Americans have become goldfishes in the transparent bowl of a data-driven era with big tech mining user data like their existence depends on it — and it arguably does. But private companies are not the only ones digging for American golden data. Government agencies are complicit too. For example, the Los Angeles Police Department reportedly trialed the services of Voyager Labs, a data collection company, for four months. There is only one way to describe what Voyager Labs does: harvest and analyze user information that would otherwise have been unavailable through regular means.
The mobile surveillance of citizens became a norm in the early 2000s, and to an extent, almost socially acceptable since it was necessary to preempt and stop violent attacks. But recent activities by companies and government agencies alike unequivocally point to one thing: existing privacy laws and regulations have grossly failed to protect Americans. At the very least, the Electronic Communications Privacy Act of 1986 (ECPA) needs strengthening to tightly regulate how software companies collect, use, and sell private data.

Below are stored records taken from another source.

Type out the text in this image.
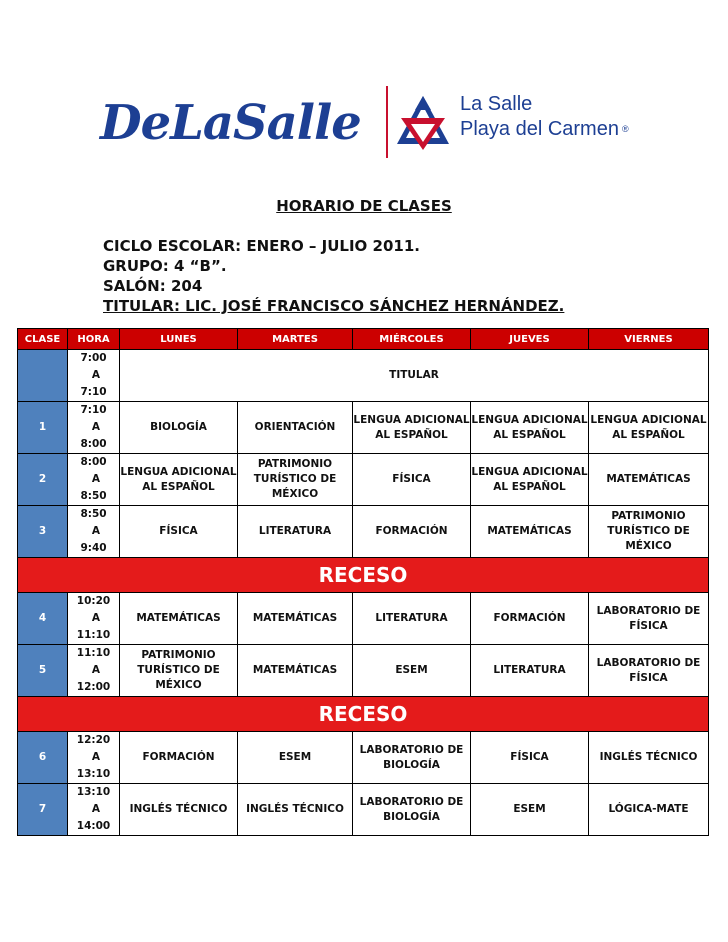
DeLaSalle	La Salle
Playa del Carmen ®
HORARIO DE CLASES
CICLO ESCOLAR: ENERO – JULIO 2011.
GRUPO: 4 “B”.
SALÓN: 204
TITULAR: LIC. JOSÉ FRANCISCO SÁNCHEZ HERNÁNDEZ.
CLASE	HORA	LUNES	MARTES	MIÉRCOLES	JUEVES	VIERNES

	7:00
A
7:10	TITULAR				
1	7:10
A
8:00	BIOLOGÍA	ORIENTACIÓN	LENGUA ADICIONAL AL ESPAÑOL	LENGUA ADICIONAL AL ESPAÑOL	LENGUA ADICIONAL AL ESPAÑOL
2	8:00
A
8:50	LENGUA ADICIONAL AL ESPAÑOL	PATRIMONIO TURÍSTICO DE MÉXICO	FÍSICA	LENGUA ADICIONAL AL ESPAÑOL	MATEMÁTICAS
3	8:50
A
9:40	FÍSICA	LITERATURA	FORMACIÓN	MATEMÁTICAS	PATRIMONIO TURÍSTICO DE MÉXICO
RECESO						
4	10:20
A
11:10	MATEMÁTICAS	MATEMÁTICAS	LITERATURA	FORMACIÓN	LABORATORIO DE FÍSICA
5	11:10
A
12:00	PATRIMONIO TURÍSTICO DE MÉXICO	MATEMÁTICAS	ESEM	LITERATURA	LABORATORIO DE FÍSICA
RECESO						
6	12:20
A
13:10	FORMACIÓN	ESEM	LABORATORIO DE BIOLOGÍA	FÍSICA	INGLÉS TÉCNICO
7	13:10
A
14:00	INGLÉS TÉCNICO	INGLÉS TÉCNICO	LABORATORIO DE BIOLOGÍA	ESEM	LÓGICA-MATE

After all, tech companies have consistently failed to match big words and promises with actions. For example, Tesla’s North American owners manual for the Model 3 and Model Y used to claim that the company protects drivers’ privacy by anonymizing data obtained from cars. However, Tesla recently rolled back this policy, but it is not the first to do this. Social media companies like Facebook and TikTok have historically been cheeky with user data, changing policies on a whim, or even denying plausible involvement in a breach of users’ trust. The spotlight also shines on smart technology companies like Amazon, Google, Roku, Netflix, and even internet service providers, which mine user data and sell them to data brokers directly and indirectly.
Using a fake account does little to stop a company from collecting your biometric and voice data or data brokers that still aggregate your information on databases for sale. You would need to specifically navigate pages and jump through several redirects to compel Facebook, Amazon — and companies with that options — to delete your information for good.
For data brokers, most of whom obtain information about you from private companies and public records, the opt-out process is more complicated (here are a few: Go Lookup, Verispy, and Zabasearch). Also, there is no guarantee a data broker will respond to your request to take down your information and stop monetizing it. So, most persons use privacy protection services like DeleteRecords, to handle the opt-out faster and more efficiently.
Although effective, you will need to perform a removal every other month because the algorithms of most data brokers start compiling new information about you soon after deleting it. It is also possible to actively monitor your data and delete them as they pop up on aggregate websites. Data collectors claim to have no control over this process and say it is automated — again, distancing themselves from the activities of the software they created.
Ultimately, the only way out of this nightmare circles back to legislation and regulatory oversight. Americans need new data privacy laws, and data brokers need regulatory oversight, and we needed them yesterday.